Plus, a lot of us lose our appetites when it’s hot outside. Basically, when our bodies work overtime to keep us cool, it acts as an appetite suppressant. At the same time, we’re sweating out all of those fluids, vitamins, minerals and other nutrients. That can create chemical imbalances in our bodies that further reduce appetite.

So the idea behind eating during a heatwave is to enjoy foods that are cooling, hydrating and nutritious.

One of my favorite summertime foods is watermelon. It’s one of the most hydrating foods you can eat; it contains about 92% water. That might make you think it’s not nutritious but, surprisingly, watermelon has plenty of nutritional value.

Watermelon is high in citrulline, lycopene, arginine, potassium, magnesium and other phytonutrients. So it provides a nutritional punch while keeping you hydrated.

The same can be said of most summertime fruits. So don’t stick with any single fruit or fruit group.

Mix and match them all; berries, stone fruits and citrus are all high in water and nutrition. Try a watermelon, berry and mango salad … an avocado, apple and mandarin orange salad … or whatever strikes your taste buds.

And don’t forget your veggies. There are some great hydrating and nourishing vegetables available to you. Zucchini, squash, spinach, eggplant, cauliflower, broccoli and cauliflower are all on the list. So are cucumbers, celery, mushrooms, radishes, bell peppers and carrots.

All of these can be eaten raw, or can be cooked in a matter of minutes. So none of them require you to slave over a hot stove cooking them for a measurable amount of time. This means you can beat the heat altogether by tossing up a veggie salad, or you can spend a few minutes throwing together a quick stir fry on the stove without heating up the entire house.

Most importantly, remember to drink several tall glasses of water each day and carry a water bottle when you leave the house!

What To Do in the Event of a Heat-Related Illness

Seniors are especially susceptible to heat exhaustion and heat stroke. The symptoms are somewhat similar, but have enough dissimilarities to identify them.

With heat exhaustion the skin is sweaty, cold and clammy. It’s not uncommon to feel dizzy or faint and have a fast, weak pulse. Nausea, headaches and muscle cramps can occur, too.

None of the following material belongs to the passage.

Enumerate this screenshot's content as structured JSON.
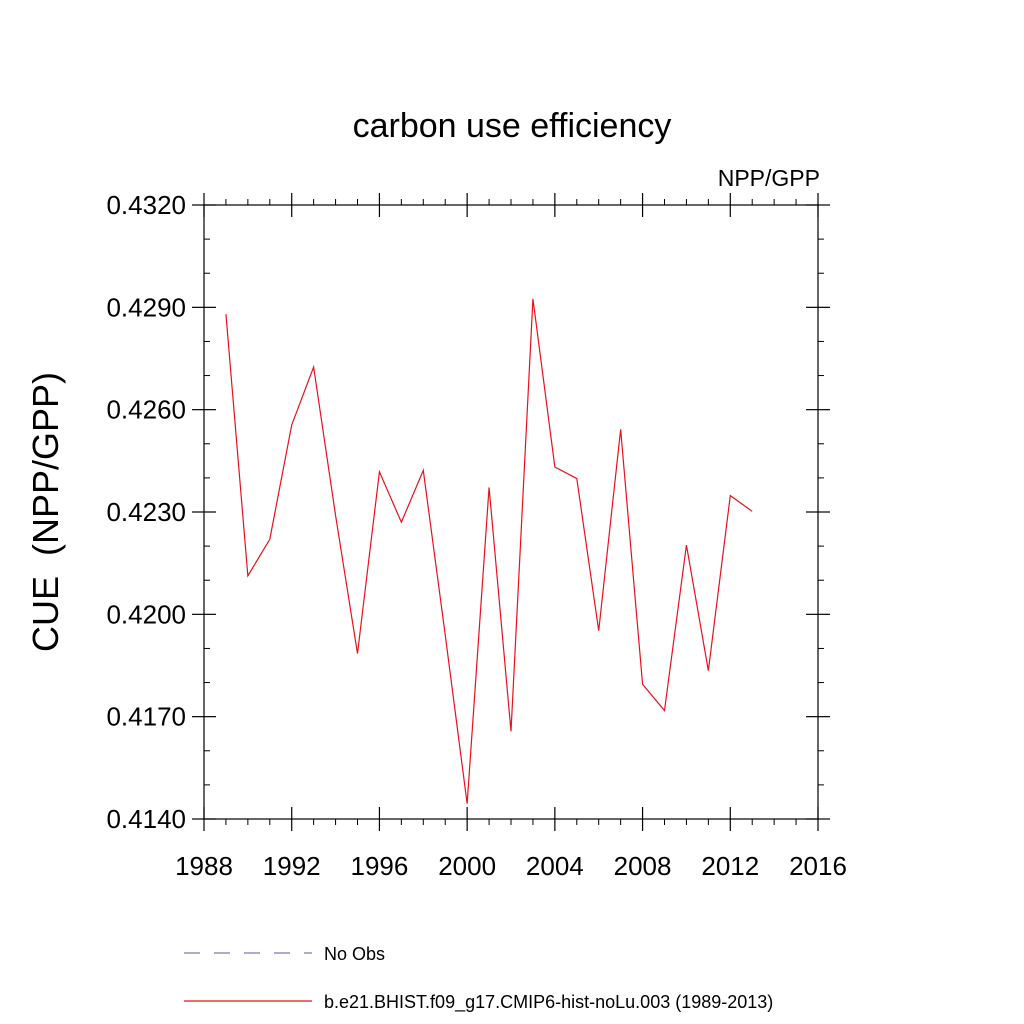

If you have any of these symptoms, stop all activity. Go to someplace cool. Bathe in cool water if you can. If not, apply cold cloths to your neck and wrists.  Sip on water or a sports drink.

If you don’t have any improvement in about an hour, seek medical attention.

During a heat stroke, the body temperature is high (104 F or higher) with red, hot skin – either moist or dry. The pulse becomes fast and strong in an effort to cool the body. Headache, nausea, rapid breathing and dizziness – accompanied with confusion and even loss of consciousness – are possible.

In this case it’s urgent to call 911 and get the person cooled down. You can place ice packs on the neck, armpit and groin. If you can, get them in a shower or tub with cool water. Do everything you can to help lower their body temperature while waiting for the medics to arrive.

Stay calm, stay cool and be smart. You can beat the extreme summer heat this year.